Narcissism

In Greek mythology, Narcissus was a handsome young man pursued by many young women. Because he rejected all their advances, he angered the gods. They decided he needed to be punished. His punish­ment was to fall in love with his image in a reflecting pool and thus never attain his heart’s desire. The story is a myth, but narcissism—loving oneself above all else—lives on.

Narcissism comes naturally; it’s part of our sinful, human nature. We are told in Genesis 8:21 that “every inclination of his [man’s] heart is evil from child­hood.” Narcissism occurs in young children when they can only think of their own needs. With Christian training, a child learns to see Jesus as the most impor­tant person in life. A child also learns how caring about others and being sensitive to their needs can show love for Jesus.

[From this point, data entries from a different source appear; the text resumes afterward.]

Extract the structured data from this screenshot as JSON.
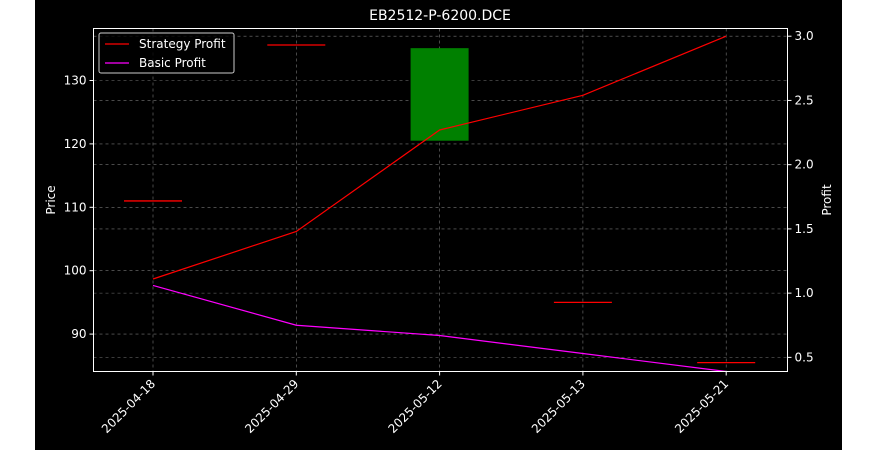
{
  "chart_data": {
    "type": "line",
    "title": "EB2512-P-6200.DCE",
    "categories": [
      "2025-04-18",
      "2025-04-29",
      "2025-05-12",
      "2025-05-13",
      "2025-05-21"
    ],
    "left_axis": {
      "label": "Price",
      "ylim": [
        84.1,
        138.2
      ],
      "ticks": [
        90,
        100,
        110,
        120,
        130
      ]
    },
    "right_axis": {
      "label": "Profit",
      "ylim": [
        0.39,
        3.06
      ],
      "ticks": [
        0.5,
        1.0,
        1.5,
        2.0,
        2.5,
        3.0
      ],
      "tick_labels": [
        "0.5",
        "1.0",
        "1.5",
        "2.0",
        "2.5",
        "3.0"
      ]
    },
    "candles": [
      {
        "x": "2025-04-18",
        "open": 111,
        "close": 111,
        "color": "#ff0000"
      },
      {
        "x": "2025-04-29",
        "open": 135.6,
        "close": 135.6,
        "color": "#ff0000"
      },
      {
        "x": "2025-05-12",
        "open": 135.1,
        "close": 120.5,
        "color": "#008000"
      },
      {
        "x": "2025-05-13",
        "open": 95.0,
        "close": 95.0,
        "color": "#ff0000"
      },
      {
        "x": "2025-05-21",
        "open": 85.5,
        "close": 85.5,
        "color": "#ff0000"
      }
    ],
    "series": [
      {
        "name": "Strategy Profit",
        "axis": "right",
        "color": "#ff0000",
        "values": [
          1.11,
          1.48,
          2.27,
          2.54,
          3.0
        ]
      },
      {
        "name": "Basic Profit",
        "axis": "right",
        "color": "#ff00ff",
        "values": [
          1.06,
          0.75,
          0.67,
          0.53,
          0.39
        ]
      }
    ],
    "grid": true,
    "legend": "top-left"
  }
}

Some children continue to be very narcissistic and may even continue that lifestyle into adulthood. They brag about their abilities and believe their accomplish­ments are greater than those of others. They lack com­passion and find it difficult to put the welfare of others above their own. Their thinking can be summarized in the words “I am better than you are—I am #1.”

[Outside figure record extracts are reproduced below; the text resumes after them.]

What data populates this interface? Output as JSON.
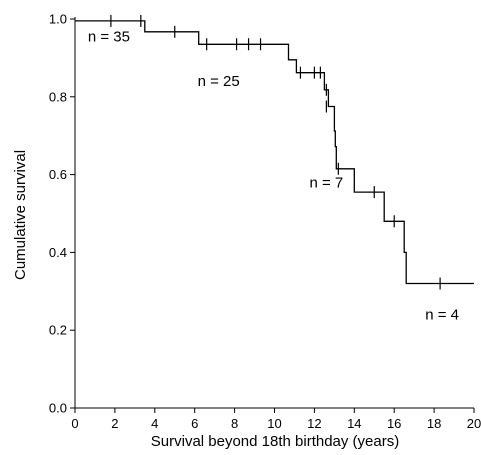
{
  "chart_data": {
    "type": "line",
    "title": "",
    "xlabel": "Survival beyond 18th birthday (years)",
    "ylabel": "Cumulative survival",
    "xlim": [
      0,
      20
    ],
    "ylim": [
      0,
      1.0
    ],
    "x_ticks": [
      0,
      2,
      4,
      6,
      8,
      10,
      12,
      14,
      16,
      18,
      20
    ],
    "y_ticks": [
      0.0,
      0.2,
      0.4,
      0.6,
      0.8,
      1.0
    ],
    "x_tick_labels": [
      "0",
      "2",
      "4",
      "6",
      "8",
      "10",
      "12",
      "14",
      "16",
      "18",
      "20"
    ],
    "y_tick_labels": [
      "0.0",
      "0.2",
      "0.4",
      "0.6",
      "0.8",
      "1.0"
    ],
    "grid": false,
    "series": [
      {
        "step_points": [
          [
            0,
            0.995
          ],
          [
            3.5,
            0.995
          ],
          [
            3.5,
            0.967
          ],
          [
            6.2,
            0.967
          ],
          [
            6.2,
            0.935
          ],
          [
            10.7,
            0.935
          ],
          [
            10.7,
            0.895
          ],
          [
            11.1,
            0.895
          ],
          [
            11.1,
            0.862
          ],
          [
            12.5,
            0.862
          ],
          [
            12.5,
            0.818
          ],
          [
            12.7,
            0.818
          ],
          [
            12.7,
            0.775
          ],
          [
            13.0,
            0.775
          ],
          [
            13.0,
            0.712
          ],
          [
            13.05,
            0.712
          ],
          [
            13.05,
            0.672
          ],
          [
            13.1,
            0.672
          ],
          [
            13.1,
            0.615
          ],
          [
            14.0,
            0.615
          ],
          [
            14.0,
            0.555
          ],
          [
            15.5,
            0.555
          ],
          [
            15.5,
            0.48
          ],
          [
            16.5,
            0.48
          ],
          [
            16.5,
            0.4
          ],
          [
            16.6,
            0.4
          ],
          [
            16.6,
            0.32
          ],
          [
            20,
            0.32
          ]
        ],
        "censored": [
          [
            1.8,
            0.995
          ],
          [
            3.3,
            0.995
          ],
          [
            5.0,
            0.967
          ],
          [
            6.6,
            0.935
          ],
          [
            8.1,
            0.935
          ],
          [
            8.7,
            0.935
          ],
          [
            9.3,
            0.935
          ],
          [
            11.3,
            0.862
          ],
          [
            12.0,
            0.862
          ],
          [
            12.3,
            0.862
          ],
          [
            12.6,
            0.818
          ],
          [
            12.6,
            0.775
          ],
          [
            13.2,
            0.615
          ],
          [
            15.0,
            0.555
          ],
          [
            16.0,
            0.48
          ],
          [
            18.3,
            0.32
          ]
        ]
      }
    ],
    "annotations": [
      {
        "text": "n = 35",
        "x": 1.7,
        "y": 0.955
      },
      {
        "text": "n = 25",
        "x": 7.2,
        "y": 0.84
      },
      {
        "text": "n = 7",
        "x": 12.6,
        "y": 0.58
      },
      {
        "text": "n = 4",
        "x": 18.4,
        "y": 0.24
      }
    ]
  }
}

Paul addressed narcissism when he wrote, “Do not think of yourself more highly than you ought” (Romans 12:3).

Narcissism is defeated when parents teach their chil­dren about Jesus’ love for them. In the self-sacrificing love of their Savior, children have the perfect model to follow. As children learn of Jesus’ love, they need to be taught how they can return that love. Parents teach love as it is based in real actions. As Paul outlined, “What­ever you do, whether in word or deed, do it all in the name of the Lord Jesus” (Colossians 3:17).

Parents need to train their children not to be self­-centered—to help others and show concern for all. As parents model selfless love and demonstrate their con­cern for others, children learn a valuable lesson.

On the other hand, some parents foster their chil­dren’s self-centeredness by overindulging them or con­tinually protecting them from experiencing the conse­quences of their bad choices.

How tragic it is to spend a lifetime thinking only of one’s self! How wonderful it is to live life for Christ by caring about others!